In the late 1980s, Pablo Escobar’s Medellin cartel was the most powerful drug-trafficking organisation in the world.
As such, Escobar and his associates had attracted the attention of Colombian authorities.
Violence in Colombia had increased throughout the decade, and by 1988, Escobar and the Colombian government had entered into “indirect” negotiations, during which the cartel leaders proposed a deal to preserve their wealth and end the government’s efforts to hunt them down.
In their effort to secure the deal and protect their business, Escobar and his associates tried to contact some of the highest-ranking members of the US political class, including a former secretary of state as well as a Florida power-player and presidential scion: Jeb Bush. Bush would later become governor of Florida and ran for president in 2016 before dropping out.
Escobar “and the traffickers of Medellín … offered to abandon drugs trafficking in return for — no more, no less — an end to extradition, a judicial pardon and a tax amnesty,” wrote Simon Strong in his 1995 book, “Whitewash: Pablo Escobar and the Cocaine Wars.“
At the suggestion of Germán Montoya, the head of then-Colombian President Virigilio Barco’s staff, the drug lords looked for a way to get US officials onboard with the deal, particularly the part about ending extradition. Montoya and others considered US approval essential to any agreement.
“In 1988, the drug lords reportedly attempted to hire the services of the New York firm Kissinger and Associates to mount a public relations campaign on behalf of the proposed trafficker-government accord,” Patrick Clawson and Rensselaer Lee wrote in their 1996 book, “The Andean Cocaine Industry.“
“No agreement was reached with the firm, however,” Clawson and Lee added.
The drug barons were not deterred.
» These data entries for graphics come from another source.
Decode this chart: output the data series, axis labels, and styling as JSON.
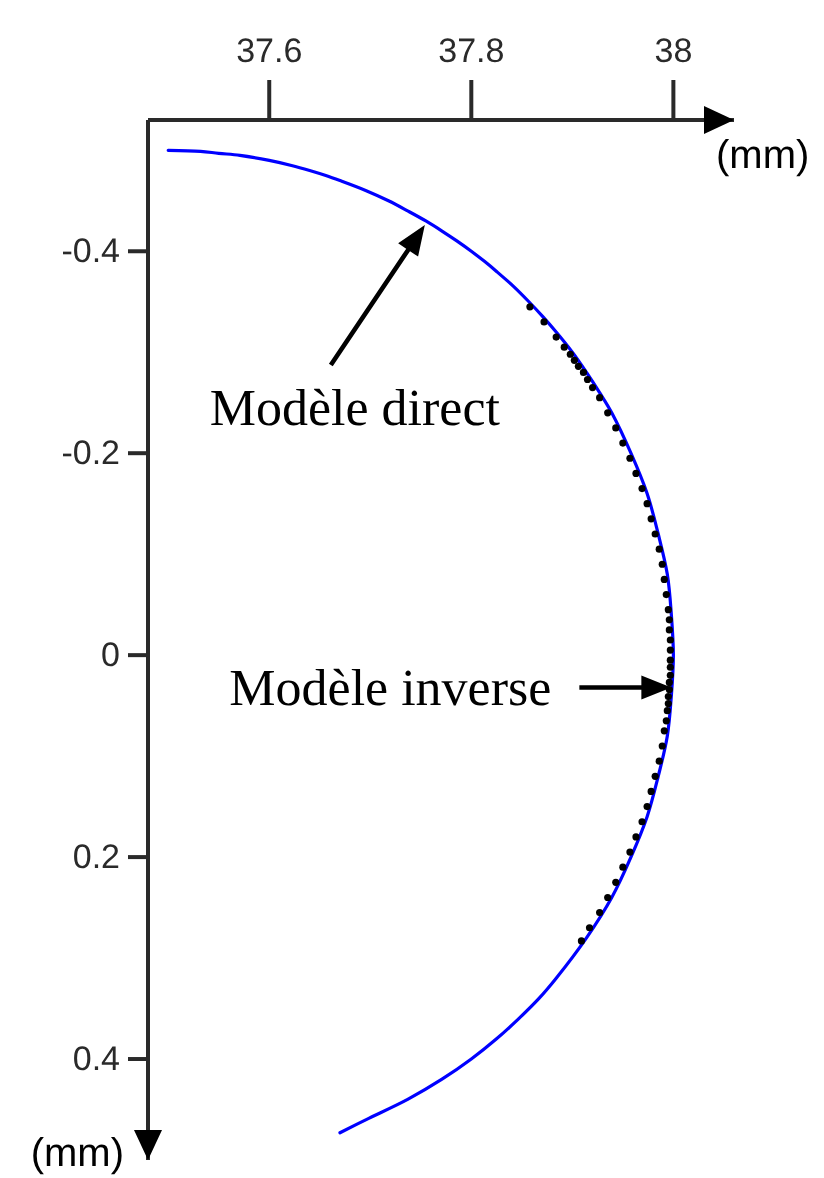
{
  "chart_data": {
    "type": "line",
    "xlabel": "(mm)",
    "ylabel": "(mm)",
    "xlim": [
      37.48,
      38.06
    ],
    "ylim": [
      0.5,
      -0.53
    ],
    "xticks": [
      37.6,
      37.8,
      38
    ],
    "yticks": [
      -0.4,
      -0.2,
      0,
      0.2,
      0.4
    ],
    "series": [
      {
        "type": "line",
        "color": "#0000ff",
        "x": [
          37.5,
          37.532,
          37.55,
          37.571,
          37.6,
          37.622,
          37.64,
          37.656,
          37.67,
          37.696,
          37.718,
          37.737,
          37.755,
          37.771,
          37.786,
          37.8,
          37.813,
          37.825,
          37.842,
          37.857,
          37.871,
          37.884,
          37.9,
          37.914,
          37.927,
          37.939,
          37.958,
          37.974,
          37.985,
          37.994,
          37.998,
          38.0,
          37.998,
          37.994,
          37.985,
          37.974,
          37.958,
          37.939,
          37.914,
          37.884,
          37.867,
          37.847,
          37.825,
          37.8,
          37.771,
          37.737,
          37.696,
          37.67
        ],
        "values": [
          -0.5,
          -0.499,
          -0.497,
          -0.495,
          -0.49,
          -0.485,
          -0.48,
          -0.475,
          -0.47,
          -0.46,
          -0.45,
          -0.44,
          -0.43,
          -0.42,
          -0.41,
          -0.4,
          -0.39,
          -0.38,
          -0.365,
          -0.35,
          -0.335,
          -0.32,
          -0.3,
          -0.28,
          -0.26,
          -0.24,
          -0.2,
          -0.16,
          -0.12,
          -0.08,
          -0.04,
          0,
          0.04,
          0.08,
          0.12,
          0.16,
          0.2,
          0.24,
          0.28,
          0.32,
          0.34,
          0.36,
          0.38,
          0.4,
          0.42,
          0.44,
          0.46,
          0.473
        ]
      },
      {
        "type": "scatter",
        "color": "#000000",
        "marker": "circle",
        "x": [
          37.858,
          37.872,
          37.884,
          37.892,
          37.898,
          37.902,
          37.906,
          37.911,
          37.915,
          37.92,
          37.927,
          37.935,
          37.943,
          37.95,
          37.957,
          37.963,
          37.969,
          37.974,
          37.978,
          37.982,
          37.986,
          37.989,
          37.991,
          37.993,
          37.995,
          37.996,
          37.996,
          37.997,
          37.997,
          37.997,
          37.997,
          37.997,
          37.996,
          37.996,
          37.995,
          37.995,
          37.994,
          37.993,
          37.991,
          37.989,
          37.986,
          37.982,
          37.978,
          37.974,
          37.969,
          37.963,
          37.957,
          37.95,
          37.943,
          37.935,
          37.927,
          37.917,
          37.909
        ],
        "values": [
          -0.345,
          -0.33,
          -0.315,
          -0.305,
          -0.298,
          -0.292,
          -0.286,
          -0.28,
          -0.273,
          -0.265,
          -0.255,
          -0.24,
          -0.225,
          -0.21,
          -0.195,
          -0.18,
          -0.165,
          -0.15,
          -0.135,
          -0.12,
          -0.105,
          -0.09,
          -0.075,
          -0.06,
          -0.045,
          -0.035,
          -0.025,
          -0.015,
          -0.005,
          0.005,
          0.012,
          0.02,
          0.027,
          0.034,
          0.041,
          0.048,
          0.055,
          0.065,
          0.075,
          0.09,
          0.105,
          0.12,
          0.135,
          0.15,
          0.165,
          0.18,
          0.195,
          0.21,
          0.225,
          0.24,
          0.255,
          0.27,
          0.283
        ]
      }
    ],
    "annotations": [
      {
        "text": "Modèle direct",
        "x": 37.754,
        "y": -0.426
      },
      {
        "text": "Modèle inverse",
        "x": 37.998,
        "y": 0.032
      }
    ]
  }
}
They waited until then-US President Ronald Reagan, a dedicated anti-drug warrior, was out of office.
The following year, through intermediary Joaquin Vallejo, a former Colombian senator and Escobar’s godfather, they turned their efforts to someone even closer to the White House than the firm of former Secretary of State Henry Kissinger.
In 1989, they “dispatched Vallejo to Miami to discuss their proposal with a lawyer who had at one time ‘sorted out legal difficulties’ for Jorge Ochoa [a member of the Medellin cartel] in the United States and who just happened to be working with a team of corporate attorneys headed by Jeb Bush, the then-president’s son,” according to Clawson and Lee.
“The idea was for the lawyer to persuade Bush’s son to talk privately to the president” about the cartel leaders’ proposal, Vallejo told Strong.
According to both accounts — Strong, as well as Clawson and Lee — the lawyer in Miami agreed to carry the matter to the younger Bush, but said he would do so only if the Ochoa brothers paid him a debt they owed him for previous work.
The Ochoas balked at this request, according to Vallejo, and the talks between the traffickers and the Colombian government were delayed.
This delay, and the events that occurring during it, likely scuttled the negotiations and any deal that could’ve been reached.
While Jeb Bush was known to make recommendations to his father’s office, there’s no sign that the Medellin cartel’s request made it to him. (The younger Bush, however, did reportedly advocate on behalf of some Latin Americans with suspect backgrounds.)
Jeb Bush was also praised by law-enforcement officials for his support of the drug war in Florida during his time in state office.
‘Absolute and total war’
One of the events that may have ended any chance at a successful negotiation was one of the most notorious political killings in Colombian history.
In August 1989, Luis Galán, the leading presidential candidate — who had promised to extradite drug traffickers to the US — was assassinated, a killing orchestrated in part by Escobar and reportedly at the urging of Galán’s political rivals.
After Galán’s death, the situation in Colombia deteriorated. According to Clawson and Lee’s account, the government reacted by issuing an emergency decree against the narcotics industry in the country, to which the traffickers responded with a declaration of “absolute and total war against the government and the industrial and political oligarchy.”
Cesar Gaviria, who had also promised to extradite drug traffickers, was selected as Galán’s Liberal Party successor and went on to win the presidential election in 1990. The Colombian government, with US help, continued its bloody pursuit of Escobar for the next year and a half.
Though Escobar agreed to jail himself in a prison of his own design in mid-1991, by the middle of 1992 he was again on the loose.
In December 1993, with his Medellin cartel withering, Escobar was killed on a rooftop in his home town — though who delivered the fatal shot remains unclear.
To Vallejo, Escobar’s godfather, Galán’s assassination was the beginning of the end for Escobar, even if the Medellín kingpin felt justified in ordering it.
“It wouldn’t surprise me if Galán was killed in retaliation” for police action against the cartel during talks, Vallejo told Strong. “That was an error. Escobar did not have the academic preparation to realise all the effects of what was basically a political act; it finished him.”